Hospital chief executive officer (CEO) turnover in 2017 continues to hold steady at 18%,3 influenced by the following factors:4,5

  • A new generation of executives: Unlike baby boomers, it is becoming the norm for younger executives to explore career opportunities beyond just traditional health care organizations.
  • The evolution of the industry and leadership roles: With the shift to a value-based model, many organizations have created positions focused on population health and patient experience, which require CEOs with additional competencies.
  • Increasing industry consolidation or reorganization: The departure of a CEO often ripples through the C-suite and impacts other leadership positions.

6. Executive talent shortages

The health care industry is experiencing a shortage of management-ready talent, most noticeably at the director level, and for physician executive roles specific to clinical transformation (e.g., Chief Physician/Clinical Officer, Chief Quality Officer, Chief Population Health Officer).

The relatively limited pool of talent is creating fierce competition and driving up pay levels for these critical roles. In addition, the talent shortage is impacting employees’ perceptions of leadership development. Just over a third (37%) of employees in the health care industry believe their organization does a good job of developing future leaders, which is a potential problem because effective senior leadership is the number one driver in sustaining employee engagement.6

In order to improve the skills of its future leaders, organizations should focus on executive development and increased attention to retention and succession planning at the board level.

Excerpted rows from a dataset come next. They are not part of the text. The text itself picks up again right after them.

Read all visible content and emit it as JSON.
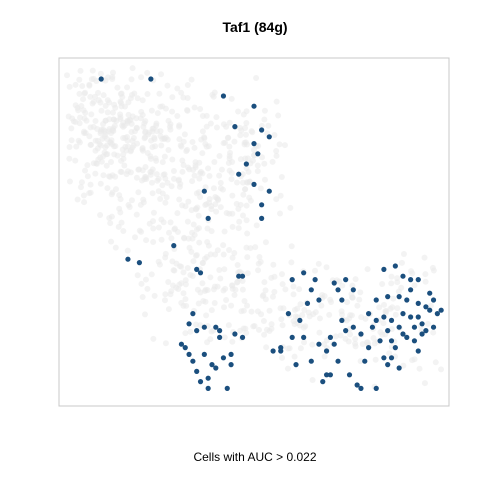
{
  "chart_data": {
    "type": "scatter",
    "title": "Taf1 (84g)",
    "caption": "Cells with AUC > 0.022",
    "axes_shown": false,
    "grid": false,
    "xlim": [
      0,
      100
    ],
    "ylim": [
      0,
      100
    ],
    "colors": {
      "background_cells": "#e9e9e9",
      "highlighted_cells": "#1b4f7e",
      "panel_border": "#c8c8c8"
    },
    "series": [
      {
        "points": [
          [
            10,
            95
          ],
          [
            23,
            95
          ],
          [
            42,
            90
          ],
          [
            50,
            87
          ],
          [
            45,
            81
          ],
          [
            52,
            80
          ],
          [
            54,
            78
          ],
          [
            50,
            76
          ],
          [
            51,
            73
          ],
          [
            48,
            70
          ],
          [
            46,
            67
          ],
          [
            50,
            64
          ],
          [
            54,
            62
          ],
          [
            37,
            62
          ],
          [
            52,
            58
          ],
          [
            38,
            54
          ],
          [
            52,
            54
          ],
          [
            29,
            46
          ],
          [
            17,
            42
          ],
          [
            20,
            41
          ],
          [
            35,
            39
          ],
          [
            36,
            38
          ],
          [
            46,
            37
          ],
          [
            47,
            37
          ],
          [
            60,
            36
          ],
          [
            65,
            33
          ],
          [
            71,
            35
          ],
          [
            72,
            33
          ],
          [
            74,
            36
          ],
          [
            73,
            30
          ],
          [
            76,
            33
          ],
          [
            84,
            39
          ],
          [
            87,
            40
          ],
          [
            89,
            37
          ],
          [
            91,
            36
          ],
          [
            93,
            36
          ],
          [
            91,
            33
          ],
          [
            96,
            32
          ],
          [
            97,
            30
          ],
          [
            95,
            28
          ],
          [
            93,
            29
          ],
          [
            90,
            30
          ],
          [
            88,
            31
          ],
          [
            85,
            31
          ],
          [
            82,
            30
          ],
          [
            80,
            26
          ],
          [
            82,
            24
          ],
          [
            84,
            25
          ],
          [
            86,
            24
          ],
          [
            88,
            22
          ],
          [
            89,
            26
          ],
          [
            91,
            25
          ],
          [
            93,
            25
          ],
          [
            92,
            22
          ],
          [
            94,
            20
          ],
          [
            96,
            27
          ],
          [
            98,
            26
          ],
          [
            99,
            27
          ],
          [
            93,
            15
          ],
          [
            85,
            21
          ],
          [
            83,
            18
          ],
          [
            80,
            16
          ],
          [
            78,
            20
          ],
          [
            74,
            21
          ],
          [
            71,
            17
          ],
          [
            70,
            19
          ],
          [
            69,
            15
          ],
          [
            67,
            17
          ],
          [
            63,
            19
          ],
          [
            62,
            24
          ],
          [
            59,
            26
          ],
          [
            60,
            19
          ],
          [
            57,
            15
          ],
          [
            61,
            11
          ],
          [
            65,
            12
          ],
          [
            68,
            6
          ],
          [
            69,
            8
          ],
          [
            75,
            8
          ],
          [
            78,
            4
          ],
          [
            77,
            5
          ],
          [
            82,
            4
          ],
          [
            84,
            13
          ],
          [
            85,
            11
          ],
          [
            88,
            10
          ],
          [
            89,
            20
          ],
          [
            86,
            18
          ],
          [
            81,
            22
          ],
          [
            76,
            22
          ],
          [
            73,
            24
          ],
          [
            72,
            12
          ],
          [
            70,
            8
          ],
          [
            57,
            16
          ],
          [
            55,
            15
          ],
          [
            37,
            22
          ],
          [
            35,
            21
          ],
          [
            40,
            22
          ],
          [
            41,
            21
          ],
          [
            37,
            14
          ],
          [
            33,
            14
          ],
          [
            34,
            12
          ],
          [
            35,
            9
          ],
          [
            36,
            6
          ],
          [
            38,
            7
          ],
          [
            39,
            11
          ],
          [
            40,
            10
          ],
          [
            42,
            13
          ],
          [
            43,
            4
          ],
          [
            38,
            4
          ],
          [
            44,
            11
          ],
          [
            41,
            19
          ],
          [
            45,
            20
          ],
          [
            47,
            19
          ],
          [
            44,
            14
          ],
          [
            32,
            16
          ],
          [
            31,
            17
          ],
          [
            33,
            23
          ],
          [
            34,
            26
          ],
          [
            63,
            38
          ],
          [
            66,
            36
          ],
          [
            67,
            30
          ],
          [
            64,
            29
          ],
          [
            90,
            19
          ],
          [
            92,
            18
          ],
          [
            94,
            23
          ],
          [
            97,
            22
          ],
          [
            95,
            21
          ],
          [
            87,
            16
          ],
          [
            86,
            13
          ],
          [
            79,
            12
          ]
        ]
      }
    ]
  }
}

7. Evolving compensation models

The evolving health care landscape has implications for executive compensation packages, including less emphasis on fixed forms of pay (base salary and benefits) and more emphasis on variable pay (incentives), leading to pay structures that look and feel more like those of for-profit companies — without the equity component. Organizations are placing more emphasis on pay for performance and are reviewing incentive compensation (especially metrics) to respond to the significant changes in the industry landscape.

According to the 2018 Health Care Policies and Practices Survey Report - U.S., the primary performance measures for senior-level executives (vice presidents and above) for bonus and incentive pay programs remains organization financial performance, but patient satisfaction and clinical performance/quality are also becoming critical performance measures for executives and other staff.

Keeping these trends in mind, take control of your situation:

  • Review and modify existing compensation programs to ensure you are keeping pace with the market trends.
  • Understand the potential impact of these trends on your organization. Look at the market, not just of other health care providers but of a wider peer group of organizations.
  • Learn from what works. Use market data to understand the compensation practices that drive attraction and retention of critical talent.


  1. “Kaufman Hall: Number of hospital mergers jumped 13% in 2017; M&A momentum shows no signs of slowing down.” Fierce Healthcare, January 29, 2018.
  2. “Covered employees” include current or former employees who are among the five highest compensated of the organization (or any predecessor) for the current tax year or any prior tax year beginning after 2016.
  3. “Hospital CEO Turnover Rate Remains Steady.” American College of Healthcare Executives, June 14, 2018.
  4. “50+ Healthcare Executives Have Made Moves to Leave Their Jobs So Far in 2018 — Why?” Becker’s Hospital Review, April 5, 2018.
  5. “Why Is Hospital CEO Turnover So High?” Becker’s Hospital Review, August 28, 2017.
  6. Willis Towers Watson’s 2016 Global Talent Management and Rewards and Global Workforce Studies.